Saturday, 20 October 2018

Some nitty-gritty matters for making your book visible




If you are published or self-published there are a few other things you should do as a matter of course.

PLR

Public Lending Right - https://www.bl.uk/plr/
Register your book for this. Even if you’ve only written a chapter in a book, you can get some PLR. Don’t forget to register for Irish PLR at the same time. This means that every time some-one borrows your book from a library, you get a small payment or a proportion of one. It varies from year to year and is about 6p with an upper cap of about £6000. On contracts for our anthologies we tell you which % to claim.
This is well worth doing. Several of my books that have been out for many years earn more in PLR than they do in royalties.

ALCS

Authors' Licensing and Collecting Agency Register at https://www.alcs.co.uk/. This can be very lucrative as well for any articles you have had published. Register with them everything you have published.  
They collect money from photocopied and broadcast works. They also collect foreign PLR.
We can't dictate which proportion of the book you can claim – ALCS works that out. They award a generous 30% to editors. 
They charge a modest one-off fee for registering but you don't have to pay this up front. They set it against your earnings.
If you are a member, the Society of Authors pays this fee anyway.
You'll earn at least enough each year to cover your Society of Authors membership fee.

Author Central

This is run by Amazon and can be found here: https://authorcentral.amazon.co.uk/. You can list all of your books here and keep track of sales rankings. How about giving a tweak to each week's lowest ranking book?
Perhaps more importantly it allows readers to find your other books easily.
Occasionally if you are in an anthology Amazon will at first not allow you to list the book. Then you are invited to write to them. They usually respond quickly and positively. We design our books so that it is easy for them to see that you are a contributor.
You can also add multi-media, blog feeds and events to your author page.

Amazon Associates

This allows you to earn money from advertising on your sites. I'm not advocating that you cover your sites with advertising and Facebook won't let you do this anyway. However, you can link to your books and even embed attractive pictures of them into your sites. When someone clicks on that and then buys the book, you earn a small percentage. If they then go on and buy more form Amazon, you earn a small percentage of those sales as well.
I once earned quite a lot when someone bought a copy of one of my books and then went on to purchase several boxed sets of popular TV programmes.
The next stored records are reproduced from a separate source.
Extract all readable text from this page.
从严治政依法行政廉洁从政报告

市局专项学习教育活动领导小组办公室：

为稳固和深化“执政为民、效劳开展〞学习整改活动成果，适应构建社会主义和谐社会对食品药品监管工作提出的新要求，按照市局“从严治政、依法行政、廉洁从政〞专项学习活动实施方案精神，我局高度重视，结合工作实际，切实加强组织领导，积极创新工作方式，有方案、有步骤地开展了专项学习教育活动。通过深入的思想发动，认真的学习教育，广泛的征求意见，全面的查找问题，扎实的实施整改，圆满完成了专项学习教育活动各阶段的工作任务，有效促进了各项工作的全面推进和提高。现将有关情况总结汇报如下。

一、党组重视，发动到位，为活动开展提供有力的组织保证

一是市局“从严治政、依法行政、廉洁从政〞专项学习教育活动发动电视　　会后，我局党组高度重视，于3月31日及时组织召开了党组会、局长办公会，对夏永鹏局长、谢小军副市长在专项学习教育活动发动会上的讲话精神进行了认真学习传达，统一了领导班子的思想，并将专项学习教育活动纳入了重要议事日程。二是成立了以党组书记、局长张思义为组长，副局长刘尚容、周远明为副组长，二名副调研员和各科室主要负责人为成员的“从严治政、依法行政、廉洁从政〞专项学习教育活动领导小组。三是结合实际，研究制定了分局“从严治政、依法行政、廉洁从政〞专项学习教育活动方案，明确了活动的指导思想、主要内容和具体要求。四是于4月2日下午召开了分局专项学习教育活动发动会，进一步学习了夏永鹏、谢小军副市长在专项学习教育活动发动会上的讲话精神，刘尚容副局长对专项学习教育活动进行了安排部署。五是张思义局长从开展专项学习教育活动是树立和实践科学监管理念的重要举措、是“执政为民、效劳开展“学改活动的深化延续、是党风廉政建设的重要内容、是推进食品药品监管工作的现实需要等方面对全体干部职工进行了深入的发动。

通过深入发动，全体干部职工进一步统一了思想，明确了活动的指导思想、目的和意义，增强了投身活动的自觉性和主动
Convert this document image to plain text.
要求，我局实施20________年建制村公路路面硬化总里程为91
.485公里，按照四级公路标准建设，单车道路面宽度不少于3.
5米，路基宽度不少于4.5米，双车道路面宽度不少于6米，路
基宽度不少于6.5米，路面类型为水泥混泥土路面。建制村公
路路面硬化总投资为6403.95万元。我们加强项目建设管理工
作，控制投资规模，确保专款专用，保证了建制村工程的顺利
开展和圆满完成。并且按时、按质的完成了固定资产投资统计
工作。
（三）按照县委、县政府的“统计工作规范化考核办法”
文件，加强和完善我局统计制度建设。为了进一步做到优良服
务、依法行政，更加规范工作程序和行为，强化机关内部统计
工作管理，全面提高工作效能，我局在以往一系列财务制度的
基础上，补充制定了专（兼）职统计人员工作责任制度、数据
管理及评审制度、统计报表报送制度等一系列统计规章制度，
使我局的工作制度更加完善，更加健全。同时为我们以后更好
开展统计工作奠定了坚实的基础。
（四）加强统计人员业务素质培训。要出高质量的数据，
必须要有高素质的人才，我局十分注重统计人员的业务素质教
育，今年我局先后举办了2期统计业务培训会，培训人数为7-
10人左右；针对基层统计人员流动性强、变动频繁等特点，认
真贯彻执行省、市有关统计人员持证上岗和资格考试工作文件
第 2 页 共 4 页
Good Reads Author Programme

Do join this. You have to be approved but it is well worth it. Again you get information about how many people are engaging with your books. It increases your visibility as an author.
If you have a blog you can also link so that it gets uploaded to Good Reads every time you post. 
You will also get a lot of information about what to read.
They do organise giveaways and you always lose money on this. However when I ran one recently I noticed that in the week after it had finished the sales rank on that book on Amazon went right up. The extra sales more than covered the cost of the books I'd given away. 
Want more tips like this? See below.  

Monday, 8 October 2018

Finding your niche


Sometimes your book isn't going to find most of its sales in the places that other books do. This may be more obvious for non-fiction but even for fiction think of all the research you've done.
Can you think of ten other places who might be interested in your book?
Even if they aren't willing to sell them they may be interested in a talk or an article.
Here's my list for the Schellberg Cycle books:
1.      The Holocaust Centre Laxton
2.      The Imperial War Museum North
3.      The Wiener Museum London
4.       The Jewish Museum Manchester
5.      The Anne Frank Institute
6.      Secondary schools in my area currently studying the Holocaust
7.      Jewish schools in my area
8.      The Goethe Institute
9.      1940s festivals
10.  The Kindertransport Association
Write to them. The worst that can happen is that they will say "No, thank you."
As a result of approaching the above, I've run several Schellberg Cycles in schools and that has led to book sales. I've had some of my research exhibited. I've been invited to write a few articles that may have led to more book sales.  When you've exhausted your list, start a new one.